With an annualised yield of 25.76percent recorded to close the year 2015, it showed an improvement on the 22.38percent posted in 2014.

This performance compares favourably with the 12-month average for both the 91-day and 1-year GoG rates of 25.11percent and 22.51percent respectively; as well as within the industry.

The number of unit holders grew to 25,774 from 23,009 in 2014 to represent a 12.02percent growth.

The CEO, Mr.

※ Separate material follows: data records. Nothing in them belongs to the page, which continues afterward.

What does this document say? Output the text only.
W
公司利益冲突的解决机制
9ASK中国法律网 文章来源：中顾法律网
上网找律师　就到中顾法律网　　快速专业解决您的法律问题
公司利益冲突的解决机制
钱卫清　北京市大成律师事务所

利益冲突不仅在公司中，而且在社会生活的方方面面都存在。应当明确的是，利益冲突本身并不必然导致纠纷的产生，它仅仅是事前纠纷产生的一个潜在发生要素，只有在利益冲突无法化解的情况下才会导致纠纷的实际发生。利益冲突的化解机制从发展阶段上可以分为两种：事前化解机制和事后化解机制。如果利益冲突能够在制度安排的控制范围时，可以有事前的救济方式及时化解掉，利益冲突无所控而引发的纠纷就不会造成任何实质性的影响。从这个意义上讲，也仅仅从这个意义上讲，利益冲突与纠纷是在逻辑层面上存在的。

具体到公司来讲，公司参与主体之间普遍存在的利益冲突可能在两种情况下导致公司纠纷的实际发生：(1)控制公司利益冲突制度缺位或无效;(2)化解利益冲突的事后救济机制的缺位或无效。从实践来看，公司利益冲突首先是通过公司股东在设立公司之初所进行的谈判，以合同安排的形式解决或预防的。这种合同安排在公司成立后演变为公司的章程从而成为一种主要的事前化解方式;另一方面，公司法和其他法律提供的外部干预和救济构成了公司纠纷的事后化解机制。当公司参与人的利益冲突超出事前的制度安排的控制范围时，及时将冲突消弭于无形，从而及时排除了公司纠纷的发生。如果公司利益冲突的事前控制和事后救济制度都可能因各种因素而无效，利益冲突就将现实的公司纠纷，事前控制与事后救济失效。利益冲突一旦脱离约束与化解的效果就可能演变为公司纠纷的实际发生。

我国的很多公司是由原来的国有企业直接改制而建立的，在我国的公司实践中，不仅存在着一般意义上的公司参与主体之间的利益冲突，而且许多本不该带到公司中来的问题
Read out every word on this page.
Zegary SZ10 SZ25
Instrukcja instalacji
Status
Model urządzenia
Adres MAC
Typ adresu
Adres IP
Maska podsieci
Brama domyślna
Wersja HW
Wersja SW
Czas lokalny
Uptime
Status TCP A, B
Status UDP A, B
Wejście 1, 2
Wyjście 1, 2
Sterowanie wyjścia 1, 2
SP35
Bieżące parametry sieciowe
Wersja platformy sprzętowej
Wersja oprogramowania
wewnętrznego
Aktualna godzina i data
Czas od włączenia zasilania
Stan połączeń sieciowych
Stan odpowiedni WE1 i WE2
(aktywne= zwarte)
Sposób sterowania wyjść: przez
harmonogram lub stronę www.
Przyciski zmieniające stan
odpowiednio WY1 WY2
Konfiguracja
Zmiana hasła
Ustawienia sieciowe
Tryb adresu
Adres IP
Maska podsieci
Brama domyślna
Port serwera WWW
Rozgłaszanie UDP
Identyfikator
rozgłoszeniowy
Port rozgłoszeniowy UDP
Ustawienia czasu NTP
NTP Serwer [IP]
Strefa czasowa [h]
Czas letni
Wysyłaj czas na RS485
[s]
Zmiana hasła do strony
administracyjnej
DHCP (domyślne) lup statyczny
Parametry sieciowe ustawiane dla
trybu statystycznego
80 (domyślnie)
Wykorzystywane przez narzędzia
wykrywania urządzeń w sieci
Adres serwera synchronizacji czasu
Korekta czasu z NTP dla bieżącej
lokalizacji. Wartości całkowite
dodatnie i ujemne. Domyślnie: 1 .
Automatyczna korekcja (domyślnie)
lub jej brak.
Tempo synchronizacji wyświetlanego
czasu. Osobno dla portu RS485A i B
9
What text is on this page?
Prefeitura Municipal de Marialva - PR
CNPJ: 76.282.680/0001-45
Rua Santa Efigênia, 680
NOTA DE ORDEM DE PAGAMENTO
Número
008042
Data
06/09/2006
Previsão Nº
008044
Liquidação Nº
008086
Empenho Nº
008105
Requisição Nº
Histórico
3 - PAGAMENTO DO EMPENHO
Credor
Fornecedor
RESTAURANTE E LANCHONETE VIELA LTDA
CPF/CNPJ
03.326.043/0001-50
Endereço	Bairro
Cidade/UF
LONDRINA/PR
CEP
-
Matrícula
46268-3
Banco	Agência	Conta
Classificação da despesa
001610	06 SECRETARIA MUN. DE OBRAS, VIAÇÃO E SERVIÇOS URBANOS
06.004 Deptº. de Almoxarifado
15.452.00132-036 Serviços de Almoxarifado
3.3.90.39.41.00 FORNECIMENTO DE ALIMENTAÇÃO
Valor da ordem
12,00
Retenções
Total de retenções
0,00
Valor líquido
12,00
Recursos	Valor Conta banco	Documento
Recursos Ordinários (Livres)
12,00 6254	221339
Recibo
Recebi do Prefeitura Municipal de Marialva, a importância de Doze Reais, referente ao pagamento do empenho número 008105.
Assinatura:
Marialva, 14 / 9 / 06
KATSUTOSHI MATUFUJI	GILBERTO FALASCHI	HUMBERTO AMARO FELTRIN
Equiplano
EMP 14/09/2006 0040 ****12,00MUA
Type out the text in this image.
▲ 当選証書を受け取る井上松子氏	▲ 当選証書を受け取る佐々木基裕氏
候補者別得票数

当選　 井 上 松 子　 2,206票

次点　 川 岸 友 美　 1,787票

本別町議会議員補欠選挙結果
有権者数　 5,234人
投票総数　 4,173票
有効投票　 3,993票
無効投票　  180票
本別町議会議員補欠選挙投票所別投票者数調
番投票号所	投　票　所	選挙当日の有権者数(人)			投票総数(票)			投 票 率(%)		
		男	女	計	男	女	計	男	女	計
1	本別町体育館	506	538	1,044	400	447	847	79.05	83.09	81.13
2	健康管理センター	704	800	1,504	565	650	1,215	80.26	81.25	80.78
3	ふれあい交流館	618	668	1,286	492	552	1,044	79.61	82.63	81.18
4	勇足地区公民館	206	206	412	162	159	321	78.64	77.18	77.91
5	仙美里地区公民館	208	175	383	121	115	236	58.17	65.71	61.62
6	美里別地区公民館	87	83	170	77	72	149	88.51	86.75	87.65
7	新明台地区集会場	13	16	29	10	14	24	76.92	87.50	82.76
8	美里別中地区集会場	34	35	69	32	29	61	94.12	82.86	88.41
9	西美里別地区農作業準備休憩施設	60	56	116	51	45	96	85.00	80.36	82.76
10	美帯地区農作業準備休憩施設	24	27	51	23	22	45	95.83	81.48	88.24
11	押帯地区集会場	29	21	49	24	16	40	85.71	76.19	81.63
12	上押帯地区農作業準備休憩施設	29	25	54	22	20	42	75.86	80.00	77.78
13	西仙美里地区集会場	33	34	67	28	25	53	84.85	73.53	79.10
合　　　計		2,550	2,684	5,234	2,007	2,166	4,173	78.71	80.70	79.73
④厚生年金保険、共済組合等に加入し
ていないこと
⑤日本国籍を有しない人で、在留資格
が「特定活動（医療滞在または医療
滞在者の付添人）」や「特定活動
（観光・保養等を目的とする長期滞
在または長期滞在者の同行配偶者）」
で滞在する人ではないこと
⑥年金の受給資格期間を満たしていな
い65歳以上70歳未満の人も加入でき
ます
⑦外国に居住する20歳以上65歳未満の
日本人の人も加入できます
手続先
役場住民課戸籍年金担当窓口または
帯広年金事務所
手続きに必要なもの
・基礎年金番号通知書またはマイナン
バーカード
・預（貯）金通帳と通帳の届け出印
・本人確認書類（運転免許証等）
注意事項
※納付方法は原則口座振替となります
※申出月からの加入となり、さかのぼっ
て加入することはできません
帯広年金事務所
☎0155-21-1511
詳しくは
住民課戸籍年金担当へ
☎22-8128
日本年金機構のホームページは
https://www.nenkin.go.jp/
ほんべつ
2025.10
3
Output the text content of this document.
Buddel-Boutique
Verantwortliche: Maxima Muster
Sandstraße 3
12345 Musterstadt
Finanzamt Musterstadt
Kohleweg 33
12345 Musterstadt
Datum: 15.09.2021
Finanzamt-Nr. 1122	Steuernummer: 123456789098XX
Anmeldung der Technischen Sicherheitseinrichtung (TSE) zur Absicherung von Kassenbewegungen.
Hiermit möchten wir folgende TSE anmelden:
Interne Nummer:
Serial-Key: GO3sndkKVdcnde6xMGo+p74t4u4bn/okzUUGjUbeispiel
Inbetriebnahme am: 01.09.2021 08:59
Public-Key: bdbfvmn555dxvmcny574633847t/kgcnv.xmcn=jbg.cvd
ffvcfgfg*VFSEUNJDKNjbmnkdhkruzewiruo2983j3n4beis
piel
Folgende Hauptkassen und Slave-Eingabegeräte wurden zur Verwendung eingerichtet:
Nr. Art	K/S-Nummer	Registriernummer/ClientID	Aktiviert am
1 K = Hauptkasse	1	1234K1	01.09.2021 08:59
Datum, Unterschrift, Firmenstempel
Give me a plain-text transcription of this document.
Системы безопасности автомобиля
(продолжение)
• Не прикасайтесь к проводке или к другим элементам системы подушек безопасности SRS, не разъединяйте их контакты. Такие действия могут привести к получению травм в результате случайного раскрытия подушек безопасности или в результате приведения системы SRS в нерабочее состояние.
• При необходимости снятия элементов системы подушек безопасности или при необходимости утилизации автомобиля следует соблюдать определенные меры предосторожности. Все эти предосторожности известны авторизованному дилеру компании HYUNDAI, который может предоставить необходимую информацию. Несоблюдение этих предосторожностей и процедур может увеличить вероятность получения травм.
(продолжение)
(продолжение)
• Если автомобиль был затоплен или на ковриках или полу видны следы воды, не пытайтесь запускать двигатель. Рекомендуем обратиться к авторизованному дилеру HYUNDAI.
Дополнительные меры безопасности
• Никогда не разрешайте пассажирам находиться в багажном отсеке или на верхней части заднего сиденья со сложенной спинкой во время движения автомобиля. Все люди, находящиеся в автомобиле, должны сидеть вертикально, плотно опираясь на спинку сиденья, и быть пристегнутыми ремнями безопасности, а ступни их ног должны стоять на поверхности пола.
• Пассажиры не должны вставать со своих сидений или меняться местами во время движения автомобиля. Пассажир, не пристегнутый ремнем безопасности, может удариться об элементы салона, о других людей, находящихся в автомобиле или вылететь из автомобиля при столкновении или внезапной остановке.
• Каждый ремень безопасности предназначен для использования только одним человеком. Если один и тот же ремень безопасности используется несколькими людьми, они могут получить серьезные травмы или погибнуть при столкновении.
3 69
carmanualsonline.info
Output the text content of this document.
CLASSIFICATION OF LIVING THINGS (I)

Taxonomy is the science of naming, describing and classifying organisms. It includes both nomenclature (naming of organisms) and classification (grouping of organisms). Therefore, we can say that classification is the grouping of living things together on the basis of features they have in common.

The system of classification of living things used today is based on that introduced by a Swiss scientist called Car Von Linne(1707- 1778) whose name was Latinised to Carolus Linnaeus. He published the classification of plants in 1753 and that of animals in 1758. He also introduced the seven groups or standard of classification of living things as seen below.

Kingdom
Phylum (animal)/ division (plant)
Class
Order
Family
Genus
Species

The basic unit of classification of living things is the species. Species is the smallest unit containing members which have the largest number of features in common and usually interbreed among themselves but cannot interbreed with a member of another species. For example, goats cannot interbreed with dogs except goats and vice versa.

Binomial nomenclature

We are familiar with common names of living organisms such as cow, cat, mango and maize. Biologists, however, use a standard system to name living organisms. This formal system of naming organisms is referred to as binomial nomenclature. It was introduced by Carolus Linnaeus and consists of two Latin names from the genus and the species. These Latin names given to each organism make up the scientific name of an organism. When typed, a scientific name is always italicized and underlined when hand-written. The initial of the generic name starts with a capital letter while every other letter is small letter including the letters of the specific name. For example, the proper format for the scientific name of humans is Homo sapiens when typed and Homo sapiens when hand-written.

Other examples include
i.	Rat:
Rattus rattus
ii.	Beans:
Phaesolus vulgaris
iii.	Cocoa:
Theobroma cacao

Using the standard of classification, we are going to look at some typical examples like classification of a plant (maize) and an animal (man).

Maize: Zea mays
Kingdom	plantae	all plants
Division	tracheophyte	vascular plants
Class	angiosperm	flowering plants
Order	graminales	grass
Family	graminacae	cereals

Larbi-Yeboa, remains optimistic about the fund’sgrowth and its associated positive returns.

HFC Equity Trust

The Equity Trustwas the only fund that saw a poor performance in 2015, but is still very optimistic about the future.

The fund, unsurprisingly, saw its assets drop by 10percent from GH¢5.76million in 2014 to GH¢5.17million in 2015.

But the fund manager strategically rebalanced the portfolio to ensure that the fund achieves greater success for unit holders.

The number of unit holders increased marginally from 3,023 to 3,069.

The fund portfolio was rebalanced in favour of the money market to mitigate increasing losses being suffered on the stock market.

Investments in stocks were reduced to 31.30percent by the end of 2015 from 63.38percent at beginning of the year.

During the same period, corporate bonds increased to 17.05percent from 9.32percent, and investments in short-term instruments also increased – from 20.98percent to 45.61percent.

Consequently, even though dire economic challenges prevailed in 2015 and the bear market persisted, the fund managed to return a yield of 14.49 percent in 2015 — substantially surpassing the GSE Composite and Financial Indices of negative 11.77percent and negative 13.98percent respectively.

The Mr. Larbi-Yeboa noted that over the last five years the fund has returned in excess of 150percent, which translates into a yearly average return of 25percent to its valued unit holders.

“We believe we are poised to deliver an even better performance in the coming years.”